Write the equation of the parabola in vertex form.
vertex (0,3), point(-4, -45)
Write the equation of the parabola in vertex form.
vertex (0,3), point(-4, -45)
Recall that a parabola is the graph representing a quadratic equation, which is standard form is as follows:
y = ax^{2} + bx + c
where the value of 'a' determines whether the parabola opens upwards of downwards (i.e., the parabola opens upwards if a>0 and opens downwards if a<0) and the axis of symmetry is given by the line x = -b/(2a).
The vertex form of a parabola's (or a quadratic) equations is given by the following formula:
y = a(x - h)^{2} + k , where (h, k) is the vertex and the axis of symmetry is given by the line x = h.

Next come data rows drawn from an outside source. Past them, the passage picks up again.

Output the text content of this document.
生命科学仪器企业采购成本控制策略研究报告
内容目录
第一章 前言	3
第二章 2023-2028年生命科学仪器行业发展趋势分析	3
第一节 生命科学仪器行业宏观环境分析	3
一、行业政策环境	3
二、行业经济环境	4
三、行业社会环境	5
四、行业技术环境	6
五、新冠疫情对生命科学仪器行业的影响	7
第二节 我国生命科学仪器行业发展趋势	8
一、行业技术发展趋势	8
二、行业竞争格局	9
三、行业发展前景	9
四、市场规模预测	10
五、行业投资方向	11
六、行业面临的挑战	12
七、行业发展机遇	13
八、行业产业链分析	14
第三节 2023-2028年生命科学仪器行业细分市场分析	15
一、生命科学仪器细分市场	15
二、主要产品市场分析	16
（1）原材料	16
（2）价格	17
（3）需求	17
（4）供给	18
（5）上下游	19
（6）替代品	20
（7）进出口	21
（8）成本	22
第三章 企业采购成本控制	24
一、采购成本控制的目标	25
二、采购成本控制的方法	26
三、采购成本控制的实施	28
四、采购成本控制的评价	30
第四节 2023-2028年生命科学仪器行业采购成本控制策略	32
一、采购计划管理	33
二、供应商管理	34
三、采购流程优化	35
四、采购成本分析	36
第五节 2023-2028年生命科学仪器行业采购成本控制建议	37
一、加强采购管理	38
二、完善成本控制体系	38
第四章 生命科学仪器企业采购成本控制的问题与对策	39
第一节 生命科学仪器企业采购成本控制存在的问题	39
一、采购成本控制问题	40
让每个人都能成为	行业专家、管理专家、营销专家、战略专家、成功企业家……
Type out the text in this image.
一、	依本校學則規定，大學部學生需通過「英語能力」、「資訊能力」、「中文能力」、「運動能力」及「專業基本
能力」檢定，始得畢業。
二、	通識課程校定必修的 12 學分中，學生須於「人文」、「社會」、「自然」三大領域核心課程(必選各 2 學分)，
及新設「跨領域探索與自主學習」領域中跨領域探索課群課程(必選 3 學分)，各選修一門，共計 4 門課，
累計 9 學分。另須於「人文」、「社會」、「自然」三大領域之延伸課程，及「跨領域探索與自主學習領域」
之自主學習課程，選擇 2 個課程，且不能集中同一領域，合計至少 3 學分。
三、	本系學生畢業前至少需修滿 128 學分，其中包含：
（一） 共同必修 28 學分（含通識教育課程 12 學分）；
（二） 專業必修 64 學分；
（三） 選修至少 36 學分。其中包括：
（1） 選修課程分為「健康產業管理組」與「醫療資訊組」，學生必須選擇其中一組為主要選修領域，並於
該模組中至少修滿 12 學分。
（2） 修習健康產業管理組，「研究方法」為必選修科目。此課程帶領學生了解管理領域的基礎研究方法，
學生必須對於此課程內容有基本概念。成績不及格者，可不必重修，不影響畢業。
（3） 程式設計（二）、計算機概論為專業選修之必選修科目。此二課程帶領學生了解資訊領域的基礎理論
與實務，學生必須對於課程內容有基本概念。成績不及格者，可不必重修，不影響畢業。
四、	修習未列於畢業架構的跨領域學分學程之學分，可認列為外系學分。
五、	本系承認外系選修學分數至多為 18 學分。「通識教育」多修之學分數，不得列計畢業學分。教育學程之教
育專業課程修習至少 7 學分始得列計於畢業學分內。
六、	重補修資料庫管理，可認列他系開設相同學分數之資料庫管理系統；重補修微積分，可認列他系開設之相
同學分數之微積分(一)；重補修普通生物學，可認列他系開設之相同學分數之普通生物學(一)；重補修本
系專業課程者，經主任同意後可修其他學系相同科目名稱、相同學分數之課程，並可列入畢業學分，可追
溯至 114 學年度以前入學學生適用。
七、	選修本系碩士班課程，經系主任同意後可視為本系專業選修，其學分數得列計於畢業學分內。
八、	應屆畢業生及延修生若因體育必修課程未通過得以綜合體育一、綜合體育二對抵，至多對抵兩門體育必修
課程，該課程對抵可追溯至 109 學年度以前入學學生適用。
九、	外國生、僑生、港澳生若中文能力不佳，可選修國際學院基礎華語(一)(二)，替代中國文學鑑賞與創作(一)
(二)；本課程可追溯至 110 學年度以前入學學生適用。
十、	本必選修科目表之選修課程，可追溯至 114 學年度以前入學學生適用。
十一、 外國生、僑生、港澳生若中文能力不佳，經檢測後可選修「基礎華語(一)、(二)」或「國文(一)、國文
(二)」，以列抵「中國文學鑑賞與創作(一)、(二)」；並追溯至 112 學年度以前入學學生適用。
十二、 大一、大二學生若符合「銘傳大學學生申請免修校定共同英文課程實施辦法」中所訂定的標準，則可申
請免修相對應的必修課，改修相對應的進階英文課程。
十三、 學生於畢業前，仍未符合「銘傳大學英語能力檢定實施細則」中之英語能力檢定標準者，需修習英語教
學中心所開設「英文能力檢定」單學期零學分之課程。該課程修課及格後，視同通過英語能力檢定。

Given that the vertex is at (0, 3), then ..... h = 0 and k = 3 ..... thus,
y = a(x - 0)^{2} + 3
y = a(x)^{2} + 3
With a point at (-4, -45), then ..... x = -4 and y = -45 ..... therefore,
-45 = a(-4)^{2} + 3
-45 = a(16) + 3
Solve for a by first subtracting 3 from both sides of the equation then dividing both sides of the equation by 16:
-45 - 3 = a(16) + 3 - 3
-48 = a(16)
-48/16 = 16a/16
-3 = a
With a vertex (h, k) at (0, 3) and given that a = -3, then the equation of this parabola in vertex form is as follows:
y = a(x - h)^{2} + k
y = -3(x - 0)^{2} + 3
y = -3x^{2} + 3
Comments
Do you know if the parabola has a vertical axis of symmetry or horizontal axis of symmetry? I am assuming that it is vertical, though it could be horizontal.